Jesus’s Manifesto: The Sermon on the Mount
Lent day 4 (Saturday) — Light
[Y’all] are the light of the world. A city on top of a hill can’t be hidden. Neither do people light a lamp and put it under a basket. Instead, they put it on top of a lampstand, and it shines on all who are in the house. (Matthew 5:14-15 CEB)
Read these verses slowly. Then read my reflections. Then come back and read these verses slowly again. Ponder the visual images the words evoke.
- “Y’all.” I’ve made a different translation choice here, because we don’t have a similar pronoun in English. Jesus addresses the disciples as a group (y’all) and, by extension, the rest of us. Remember, Matthew’s Jesus is talking to the church, the ekklesia, which means “the called-out ones.” Jesus says your called-out prophetic community is the light of the world.
- In John’s gospel, Jesus says, “I am the light of the world” (8:12). Here, he says, “Y’all are the light of the world.” I think both of these theological perspectives are important, and true in their own way. It reminds me that this prophetic community we call “church” is supposed to embody Christ’s presence (light) for the world.
- “A city on a hill.” Keep in mind that in Jesus’s day, people walked everywhere. They were more aware of hills and the actual shape of the land than we are because they didn’t drive. They hiked to cities on coasts, in valleys, and up hills. Lost? You don’t have a GPS. Look to see if there is a village or city on a nearby hill.
- Some cities like Magdala, Capernaum, and Tiberias were built on the coast. Jerusalem and Nazareth were built on hills. When Jesus says these words, his audience probably thought of specific places with specific walls and rooftops—not some abstract ideal.
- A city on a hill is obvious. It is a place of refuge. Its lamp and firelight in a pre-electric society would have portended safety for travelers.
- So, lamps. Specifically, oil lamps. There are two reasons putting an oil lamp under a basket is a bad idea: first, it is a waste of light and fuel. Second, it is a fire hazard. In Luke’s version of this saying (8:16), Jesus adds that you don’t put an oil lamp “under a bed.” Putting a burning oil lamp under your bed is suicidal!

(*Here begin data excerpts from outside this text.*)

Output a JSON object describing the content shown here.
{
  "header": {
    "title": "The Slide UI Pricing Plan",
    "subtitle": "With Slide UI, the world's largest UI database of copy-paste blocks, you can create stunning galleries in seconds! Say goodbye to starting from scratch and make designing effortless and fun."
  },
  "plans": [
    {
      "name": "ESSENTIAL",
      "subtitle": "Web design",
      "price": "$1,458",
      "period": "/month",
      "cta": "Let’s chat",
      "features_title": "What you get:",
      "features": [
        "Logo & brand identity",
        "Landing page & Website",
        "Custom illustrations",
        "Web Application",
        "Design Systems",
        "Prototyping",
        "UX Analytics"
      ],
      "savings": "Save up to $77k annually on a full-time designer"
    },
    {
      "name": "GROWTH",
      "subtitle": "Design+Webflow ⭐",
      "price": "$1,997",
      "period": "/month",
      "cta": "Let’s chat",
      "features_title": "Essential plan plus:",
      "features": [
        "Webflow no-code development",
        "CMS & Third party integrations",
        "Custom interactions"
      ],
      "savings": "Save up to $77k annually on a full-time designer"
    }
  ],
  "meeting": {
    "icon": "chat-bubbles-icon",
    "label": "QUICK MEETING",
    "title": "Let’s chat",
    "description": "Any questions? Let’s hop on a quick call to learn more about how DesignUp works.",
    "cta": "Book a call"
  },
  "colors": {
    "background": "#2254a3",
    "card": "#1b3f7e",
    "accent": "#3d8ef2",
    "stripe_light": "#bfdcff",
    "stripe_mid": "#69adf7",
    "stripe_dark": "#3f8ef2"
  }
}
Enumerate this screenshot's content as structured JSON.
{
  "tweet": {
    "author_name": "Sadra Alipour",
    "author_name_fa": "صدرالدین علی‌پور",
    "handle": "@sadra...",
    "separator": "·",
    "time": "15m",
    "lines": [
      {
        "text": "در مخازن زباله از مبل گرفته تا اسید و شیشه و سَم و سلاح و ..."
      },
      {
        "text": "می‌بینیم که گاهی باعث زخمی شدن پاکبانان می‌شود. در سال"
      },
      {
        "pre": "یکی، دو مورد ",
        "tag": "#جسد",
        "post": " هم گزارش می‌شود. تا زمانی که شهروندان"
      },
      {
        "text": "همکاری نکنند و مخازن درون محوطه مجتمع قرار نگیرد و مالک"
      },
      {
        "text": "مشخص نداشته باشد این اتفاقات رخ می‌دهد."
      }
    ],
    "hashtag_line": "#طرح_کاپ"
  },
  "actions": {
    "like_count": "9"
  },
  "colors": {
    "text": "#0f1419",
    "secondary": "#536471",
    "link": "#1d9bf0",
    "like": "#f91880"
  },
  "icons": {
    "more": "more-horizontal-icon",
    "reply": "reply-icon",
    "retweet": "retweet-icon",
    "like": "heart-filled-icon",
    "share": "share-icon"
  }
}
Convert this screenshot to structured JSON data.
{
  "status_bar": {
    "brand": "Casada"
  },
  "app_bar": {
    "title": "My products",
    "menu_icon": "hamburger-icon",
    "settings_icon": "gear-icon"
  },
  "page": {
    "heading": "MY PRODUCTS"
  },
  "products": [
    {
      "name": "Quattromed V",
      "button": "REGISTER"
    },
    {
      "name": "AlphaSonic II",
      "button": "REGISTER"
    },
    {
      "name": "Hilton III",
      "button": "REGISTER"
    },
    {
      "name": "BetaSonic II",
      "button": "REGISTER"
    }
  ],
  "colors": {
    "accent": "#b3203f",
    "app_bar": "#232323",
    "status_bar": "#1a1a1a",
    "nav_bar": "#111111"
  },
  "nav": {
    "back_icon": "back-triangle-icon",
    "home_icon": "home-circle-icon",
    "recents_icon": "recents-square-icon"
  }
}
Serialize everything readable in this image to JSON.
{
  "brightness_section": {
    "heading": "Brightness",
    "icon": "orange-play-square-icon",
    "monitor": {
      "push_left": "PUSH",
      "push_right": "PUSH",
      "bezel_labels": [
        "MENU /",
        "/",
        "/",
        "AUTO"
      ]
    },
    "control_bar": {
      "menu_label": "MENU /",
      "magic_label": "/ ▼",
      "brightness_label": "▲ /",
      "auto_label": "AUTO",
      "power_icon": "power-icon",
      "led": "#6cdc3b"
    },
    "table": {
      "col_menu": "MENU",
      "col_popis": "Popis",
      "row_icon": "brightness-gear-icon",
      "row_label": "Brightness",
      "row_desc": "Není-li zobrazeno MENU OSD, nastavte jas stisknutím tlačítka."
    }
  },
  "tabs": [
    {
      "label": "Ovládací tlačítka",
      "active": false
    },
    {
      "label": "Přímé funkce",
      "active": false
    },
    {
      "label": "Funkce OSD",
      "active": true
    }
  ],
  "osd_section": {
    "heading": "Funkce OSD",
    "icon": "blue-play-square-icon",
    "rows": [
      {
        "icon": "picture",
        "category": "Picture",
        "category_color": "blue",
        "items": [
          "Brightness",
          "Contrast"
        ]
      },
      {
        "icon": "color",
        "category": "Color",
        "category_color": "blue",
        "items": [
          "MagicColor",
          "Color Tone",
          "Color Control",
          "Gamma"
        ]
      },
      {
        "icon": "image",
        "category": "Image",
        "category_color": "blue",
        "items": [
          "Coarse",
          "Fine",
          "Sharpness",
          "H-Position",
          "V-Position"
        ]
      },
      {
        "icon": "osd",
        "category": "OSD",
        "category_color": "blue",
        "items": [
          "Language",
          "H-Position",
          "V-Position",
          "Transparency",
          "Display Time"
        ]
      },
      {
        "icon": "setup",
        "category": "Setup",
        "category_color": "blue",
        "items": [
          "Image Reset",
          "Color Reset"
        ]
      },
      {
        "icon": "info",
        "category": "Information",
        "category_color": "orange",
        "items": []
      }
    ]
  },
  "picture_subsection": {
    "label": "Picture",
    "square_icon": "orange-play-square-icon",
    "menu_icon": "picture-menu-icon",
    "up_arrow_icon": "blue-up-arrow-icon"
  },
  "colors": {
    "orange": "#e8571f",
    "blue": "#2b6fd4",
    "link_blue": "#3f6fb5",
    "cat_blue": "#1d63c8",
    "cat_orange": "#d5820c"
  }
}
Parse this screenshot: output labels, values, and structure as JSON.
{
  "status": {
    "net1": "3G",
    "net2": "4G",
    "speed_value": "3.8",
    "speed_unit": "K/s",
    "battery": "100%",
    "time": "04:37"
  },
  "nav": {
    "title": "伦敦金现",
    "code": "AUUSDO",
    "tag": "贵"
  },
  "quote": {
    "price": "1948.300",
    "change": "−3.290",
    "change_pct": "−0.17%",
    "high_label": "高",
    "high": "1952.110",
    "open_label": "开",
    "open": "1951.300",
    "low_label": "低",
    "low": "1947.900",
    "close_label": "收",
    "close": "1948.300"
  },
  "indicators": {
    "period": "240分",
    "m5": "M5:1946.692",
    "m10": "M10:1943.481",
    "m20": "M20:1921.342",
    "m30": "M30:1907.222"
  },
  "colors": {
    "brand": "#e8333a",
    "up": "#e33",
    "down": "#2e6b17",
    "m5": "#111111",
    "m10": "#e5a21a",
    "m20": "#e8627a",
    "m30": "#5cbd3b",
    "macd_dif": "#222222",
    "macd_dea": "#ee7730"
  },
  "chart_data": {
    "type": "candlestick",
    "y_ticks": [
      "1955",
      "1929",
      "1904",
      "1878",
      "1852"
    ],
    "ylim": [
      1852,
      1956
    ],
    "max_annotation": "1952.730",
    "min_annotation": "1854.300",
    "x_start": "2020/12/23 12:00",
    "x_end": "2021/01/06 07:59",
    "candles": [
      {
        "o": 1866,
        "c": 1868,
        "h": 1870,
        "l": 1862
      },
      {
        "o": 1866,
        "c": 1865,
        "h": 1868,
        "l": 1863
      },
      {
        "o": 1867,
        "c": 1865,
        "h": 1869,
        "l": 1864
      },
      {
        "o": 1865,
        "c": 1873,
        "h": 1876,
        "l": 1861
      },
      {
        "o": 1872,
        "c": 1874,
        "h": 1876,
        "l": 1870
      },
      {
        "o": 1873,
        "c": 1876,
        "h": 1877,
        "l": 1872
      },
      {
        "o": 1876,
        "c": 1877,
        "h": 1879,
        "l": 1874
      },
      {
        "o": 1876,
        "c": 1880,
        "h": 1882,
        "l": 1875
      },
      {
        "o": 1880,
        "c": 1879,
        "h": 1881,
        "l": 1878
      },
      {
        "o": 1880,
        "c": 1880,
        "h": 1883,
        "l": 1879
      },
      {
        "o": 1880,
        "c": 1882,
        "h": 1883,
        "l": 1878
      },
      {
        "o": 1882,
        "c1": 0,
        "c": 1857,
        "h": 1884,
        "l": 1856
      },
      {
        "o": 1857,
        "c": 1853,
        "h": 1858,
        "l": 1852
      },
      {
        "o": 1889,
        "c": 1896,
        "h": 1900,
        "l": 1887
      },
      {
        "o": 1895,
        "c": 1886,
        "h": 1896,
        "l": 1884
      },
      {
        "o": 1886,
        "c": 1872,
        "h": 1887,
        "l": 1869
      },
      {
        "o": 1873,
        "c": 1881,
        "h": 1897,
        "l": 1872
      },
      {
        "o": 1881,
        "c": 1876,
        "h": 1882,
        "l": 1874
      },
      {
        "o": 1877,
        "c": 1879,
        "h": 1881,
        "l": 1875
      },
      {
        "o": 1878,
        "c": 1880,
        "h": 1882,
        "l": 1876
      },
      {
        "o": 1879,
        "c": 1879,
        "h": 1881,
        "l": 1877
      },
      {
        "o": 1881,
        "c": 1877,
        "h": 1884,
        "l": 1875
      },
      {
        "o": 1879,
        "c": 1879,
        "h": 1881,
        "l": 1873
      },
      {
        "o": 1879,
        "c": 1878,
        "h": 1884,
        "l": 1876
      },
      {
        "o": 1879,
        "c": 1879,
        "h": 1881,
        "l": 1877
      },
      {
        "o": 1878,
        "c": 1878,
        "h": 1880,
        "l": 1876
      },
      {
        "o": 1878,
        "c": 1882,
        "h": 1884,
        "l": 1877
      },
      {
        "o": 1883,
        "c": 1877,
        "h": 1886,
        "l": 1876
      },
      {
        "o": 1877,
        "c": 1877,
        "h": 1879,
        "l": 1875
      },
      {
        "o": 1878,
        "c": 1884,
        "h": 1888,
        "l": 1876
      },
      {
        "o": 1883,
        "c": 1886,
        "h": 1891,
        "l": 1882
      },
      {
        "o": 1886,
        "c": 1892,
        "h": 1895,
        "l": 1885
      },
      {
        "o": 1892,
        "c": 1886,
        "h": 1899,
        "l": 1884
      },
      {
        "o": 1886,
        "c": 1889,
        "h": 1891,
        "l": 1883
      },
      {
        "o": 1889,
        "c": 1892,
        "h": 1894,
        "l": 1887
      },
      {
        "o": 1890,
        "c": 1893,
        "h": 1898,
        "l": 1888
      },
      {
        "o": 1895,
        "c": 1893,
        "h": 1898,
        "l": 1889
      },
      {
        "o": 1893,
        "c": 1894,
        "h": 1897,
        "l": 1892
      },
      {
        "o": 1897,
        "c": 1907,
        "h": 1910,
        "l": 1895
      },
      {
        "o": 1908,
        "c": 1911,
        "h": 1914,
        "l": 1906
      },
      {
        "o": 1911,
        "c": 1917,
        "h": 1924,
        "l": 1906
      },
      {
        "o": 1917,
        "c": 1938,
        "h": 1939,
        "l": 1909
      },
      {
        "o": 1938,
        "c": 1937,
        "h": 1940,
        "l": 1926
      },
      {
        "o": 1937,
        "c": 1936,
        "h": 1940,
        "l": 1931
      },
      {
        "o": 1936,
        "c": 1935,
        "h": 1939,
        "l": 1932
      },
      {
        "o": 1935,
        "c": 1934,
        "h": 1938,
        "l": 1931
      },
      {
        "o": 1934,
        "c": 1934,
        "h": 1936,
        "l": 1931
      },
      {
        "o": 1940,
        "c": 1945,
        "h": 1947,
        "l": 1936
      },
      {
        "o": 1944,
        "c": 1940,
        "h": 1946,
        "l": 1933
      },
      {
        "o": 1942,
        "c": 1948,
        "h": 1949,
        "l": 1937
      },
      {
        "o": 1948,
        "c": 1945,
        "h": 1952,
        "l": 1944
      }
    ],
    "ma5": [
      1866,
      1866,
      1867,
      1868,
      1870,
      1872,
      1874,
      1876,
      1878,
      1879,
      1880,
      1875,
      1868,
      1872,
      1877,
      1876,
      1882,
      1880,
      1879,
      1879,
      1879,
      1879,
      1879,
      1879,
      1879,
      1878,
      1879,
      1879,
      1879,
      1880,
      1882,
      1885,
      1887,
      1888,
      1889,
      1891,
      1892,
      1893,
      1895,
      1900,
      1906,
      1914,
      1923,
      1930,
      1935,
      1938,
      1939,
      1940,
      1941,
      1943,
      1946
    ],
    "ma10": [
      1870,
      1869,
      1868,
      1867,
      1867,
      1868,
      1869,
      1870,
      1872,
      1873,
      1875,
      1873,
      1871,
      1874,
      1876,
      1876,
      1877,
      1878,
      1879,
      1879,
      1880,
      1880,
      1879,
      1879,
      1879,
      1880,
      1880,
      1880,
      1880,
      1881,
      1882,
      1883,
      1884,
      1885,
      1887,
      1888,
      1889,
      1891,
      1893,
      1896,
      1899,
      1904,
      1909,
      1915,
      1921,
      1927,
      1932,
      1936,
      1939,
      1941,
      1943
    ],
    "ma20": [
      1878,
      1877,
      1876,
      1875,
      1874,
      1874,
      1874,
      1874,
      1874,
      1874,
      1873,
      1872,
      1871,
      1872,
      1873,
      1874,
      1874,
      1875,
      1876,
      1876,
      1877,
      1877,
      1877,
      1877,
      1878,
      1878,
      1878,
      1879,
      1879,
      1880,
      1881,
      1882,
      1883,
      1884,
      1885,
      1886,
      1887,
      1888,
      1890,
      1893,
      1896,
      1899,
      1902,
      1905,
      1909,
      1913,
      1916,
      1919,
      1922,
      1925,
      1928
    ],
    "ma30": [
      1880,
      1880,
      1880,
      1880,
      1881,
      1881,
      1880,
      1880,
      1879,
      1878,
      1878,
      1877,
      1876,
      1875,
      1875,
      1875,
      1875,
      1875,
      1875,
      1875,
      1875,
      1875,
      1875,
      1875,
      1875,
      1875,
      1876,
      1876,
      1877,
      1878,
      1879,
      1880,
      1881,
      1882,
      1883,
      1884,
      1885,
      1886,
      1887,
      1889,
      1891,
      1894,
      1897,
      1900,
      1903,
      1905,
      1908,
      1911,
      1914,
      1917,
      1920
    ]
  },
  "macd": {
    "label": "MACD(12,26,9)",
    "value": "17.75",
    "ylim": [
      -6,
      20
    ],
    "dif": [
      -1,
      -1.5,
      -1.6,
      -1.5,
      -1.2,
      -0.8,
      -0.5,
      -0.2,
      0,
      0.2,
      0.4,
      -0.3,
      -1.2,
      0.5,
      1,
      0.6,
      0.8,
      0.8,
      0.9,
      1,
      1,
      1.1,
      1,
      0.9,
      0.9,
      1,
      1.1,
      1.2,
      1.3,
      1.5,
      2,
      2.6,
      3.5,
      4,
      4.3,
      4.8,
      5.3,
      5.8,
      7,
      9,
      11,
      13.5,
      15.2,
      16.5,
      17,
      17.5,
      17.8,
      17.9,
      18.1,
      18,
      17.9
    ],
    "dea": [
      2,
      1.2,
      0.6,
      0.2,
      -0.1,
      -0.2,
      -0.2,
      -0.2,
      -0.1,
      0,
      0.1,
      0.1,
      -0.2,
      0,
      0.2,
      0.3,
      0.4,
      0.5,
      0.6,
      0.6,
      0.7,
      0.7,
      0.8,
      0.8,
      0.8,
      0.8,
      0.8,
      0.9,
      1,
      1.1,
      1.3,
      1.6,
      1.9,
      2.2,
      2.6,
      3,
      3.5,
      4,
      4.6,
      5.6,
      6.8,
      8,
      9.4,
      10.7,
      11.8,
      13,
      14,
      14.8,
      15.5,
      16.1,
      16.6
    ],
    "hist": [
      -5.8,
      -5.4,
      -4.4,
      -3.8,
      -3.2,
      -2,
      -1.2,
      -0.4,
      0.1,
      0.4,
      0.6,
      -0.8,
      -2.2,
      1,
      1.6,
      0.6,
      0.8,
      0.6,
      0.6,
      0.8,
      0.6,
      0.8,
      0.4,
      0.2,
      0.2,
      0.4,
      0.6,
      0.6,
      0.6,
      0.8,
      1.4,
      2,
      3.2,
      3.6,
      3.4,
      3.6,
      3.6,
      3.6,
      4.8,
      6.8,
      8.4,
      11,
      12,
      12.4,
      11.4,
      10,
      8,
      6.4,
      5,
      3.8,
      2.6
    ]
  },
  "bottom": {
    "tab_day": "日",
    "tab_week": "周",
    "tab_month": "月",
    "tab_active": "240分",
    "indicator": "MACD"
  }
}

We don’t usually read this verse as being a warning, but I think there is an implied danger here. If the prophetic community doesn’t shine its light in public, if it doesn’t tell God’s truth to the world, there will be terrible consequences. Maybe it will be the fire of revolution, or maybe it will just be spiritual heat and smoke. Either way, “hiding your light” does not mean merely failing to shine.
- We don’t light a lamp to look at the light. We light a lamp to see BY the light. The light in verse 15 is generous. It “shines on all in the house.” Light does not shine discriminately. It falls on everyone and everything. It lets us see the dirt as well as the beauty.
- Again, keep in mind Jesus is talking about the prophetic community, not just individuals. When I read that the prophetic community gives light to all in the house, I hear Jesus saying, “Because of y’all, others can see what is real and true.”
Okay. Now go back and read the passage again slowly. Does anything change for you?